Children of War

Millions of people have recollections from the Second Sino-Japanese War, but most have never told their story – meaning valuable insights about one of history’s greatest conflicts risk being lost forever. Aiming to salvage as many stories as possible from oblivion, www.shanghai1937.com is inviting readers to send in recollections, whether they are their own or they have heard them from people they know well.
 
Below Charles Leng, 13, from Johns Creek, Georgia, shares his grandparents’ story from the war. They grew up in different parts of China and were affected in different ways, but they were never able to shake off their experiences during the tumultuous era. In recognition of his effort, Charles Leng has received a free copy of Shanghai 1937: Stalingrad on the Yangtze, as will other readers whose contributions appear on this website.
 
Charles Leng’s grandmother Lou Yuqin was born in 1937 in Nanjing, then the capital of China. Her family was prosperous and had a very large house given to them by China’s last imperial dynasty, the Qing, in recognition of her grandfather’s work in designing coins. Her father was a traditional Chinese doctor, and her uncle was an official in the postal service. However, when the Japanese came, her family fled to Chongqing. She was only a few months old at the time.
 
“A total of 18 people were in the original party that fled. They then rented a house in the Chongqing outskirts with what money they had left. My grandmother’s father and grandfather died around this time. After this what was left of her family moved to her uncle’s place in the main city,” Charles Leng writes.
 
Chongqing swelled far beyond its original boundaries due to refugee streams that reached the city during the war years. At the same time, it became the target of massive Japanese air raids, causing thousands of casualties, mostly civilians.

Liu Xingdong’s sister with classmates during Japanese occupation

“They were constantly fleeing to an air raid shelter built out of a cave. The conditions in the shelter were very bad. However, the rich had their own section of the shelter that had electric light, good food, and even places for dancing,” according to Charles Leng.

“The food given to her family was very bad and consisted of rice and some vegetables that they managed to scavenge from garbage dumps.  Altogether, five people out of the 18 in the original party that fled to Chongqing died in Chongqing. After the war, her family returned to their home in Nanjing to find it looted and burned by the Japanese.”Charles Leng’s grandfather Liu Xingdong was born in 1935 and lived on his family’s farm near the northeast Chinese city of Dalian. It was in Manchuria, the northeastern provinces of China that had been under Japanese control since the early 1930s, and he experienced the Japanese oppression first-hand.

“When my grandfather went to school, Japanese was taught as the first language and Chinese was taught as the language of Manchukuo, the Japanese puppet state.
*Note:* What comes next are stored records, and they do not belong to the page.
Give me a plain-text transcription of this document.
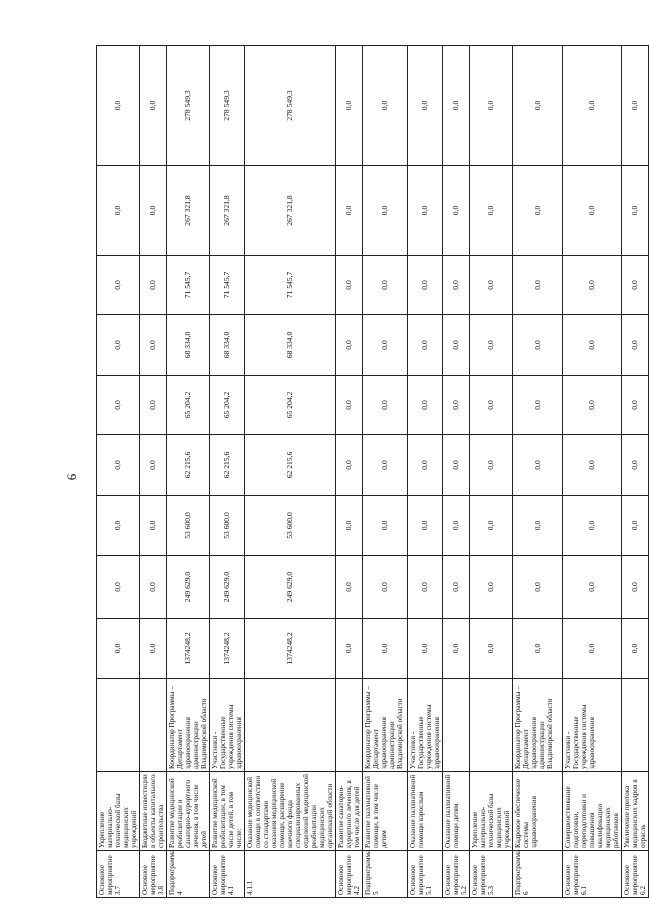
6
Основное мероприятие 3.7	Укрепление материально-технической базы медицинских учреждений		0,0	0,0	0,0	0,0	0,0	0,0	0,0	0,0	0,0
Основное мероприятие 3.8	Бюджетные инвестиции в объекты капитального строительства		0,0	0,0	0,0	0,0	0,0	0,0	0,0	0,0	0,0
Подпрограмма 4	Развитие медицинской реабилитации и санаторно-курортного лечения, в том числе детей	Координатор Программы – Департамент здравоохранения администрации Владимирской области	1374248,2	249 629,0	53 600,0	62 215,6	65 204,2	68 334,0	71 545,7	267 321,8	278 549,3
Основное мероприятие 4.1	Развитие медицинской реабилитации, в том числе детей, в том числе:	Участники - Государственные учреждения системы здравоохранения	1374248,2	249 629,0	53 600,0	62 215,6	65 204,2	68 334,0	71 545,7	267 321,8	278 549,3
4.1.1	Оказание медицинской помощи в соответствии со стандартами оказания медицинской помощи, расширение коечного фонда специализированных отделений медицинской реабилитации медицинских организаций области		1374248,2	249 629,0	53 600,0	62 215,6	65 204,2	68 334,0	71 545,7	267 321,8	278 549,3
Основное мероприятие 4.2	Развитие санаторно-курортного лечения, в том числе для детей		0,0	0,0	0,0	0,0	0,0	0,0	0,0	0,0	0,0
Подпрограмма 5	Развитие паллиативной помощи, в том числе детям	Координатор Программы – Департамент здравоохранения администрации Владимирской области	0,0	0,0	0,0	0,0	0,0	0,0	0,0	0,0	0,0
Основное мероприятие 5.1	Оказание паллиативной помощи взрослым	Участники - Государственные учреждения системы здравоохранения	0,0	0,0	0,0	0,0	0,0	0,0	0,0	0,0	0,0
Основное мероприятие 5.2	Оказание паллиативной помощи детям		0,0	0,0	0,0	0,0	0,0	0,0	0,0	0,0	0,0
Основное мероприятие 5.3	Укрепление материально-технической базы медицинских учреждений		0,0	0,0	0,0	0,0	0,0	0,0	0,0	0,0	0,0
Подпрограмма 6	Кадровое обеспечение системы здравоохранения	Координатор Программы – Департамент здравоохранения администрации Владимирской области	0,0	0,0	0,0	0,0	0,0	0,0	0,0	0,0	0,0
Основное мероприятие 6.1	Совершенствование подготовки, переподготовки и повышения квалификации медицинских работников	Участники - Государственные учреждения системы здравоохранения	0,0	0,0	0,0	0,0	0,0	0,0	0,0	0,0	0,0
Основное мероприятие 6.2	Увеличение притока медицинских кадров в отрасль		0,0	0,0	0,0	0,0	0,0	0,0	0,0	0,0	0,0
The students were also made to face Japan every day and bow to the Japanese Emperor. They also made the students conduct military training with wooden sticks. There were very few opportunities for education, and it was considered lucky to get a primary school education,”Charles Leng writes.

Many farmers couldn’t grow enough to eat as it was, and they were nevertheless subjected to rising taxes as the Japanese war economy came under growing strain. The Japanese even restricted the population’s access to rice, and people were made to eat dry substitute flour with poor nutrition value instead.

Liu Xingdong’s brother-in-law in factory

“After the Pacific War started to drain on Japanese resources, Japan was increasingly dependent on Manchuria for resources of all kinds. So the Japanese took people for slave labor. The local Chinese were seized up and made to work in Manchurian mines and on Japanese ships. Still, the Chinese locals were considered third class citizens, with Koreans brought in by the Japanese considered second class, and Japanese first class.”

When Charles Leng goes to China on summer vacation, he can sense that memories of the war are still very much alive.

“I can feel that the Chinese people have not forgotten the war crimes and brutality by the Japanese and still have strong feelings against the Japanese. I am glad that my grandparents told me about their experiences, so I can find out about this war from an eyewitness.”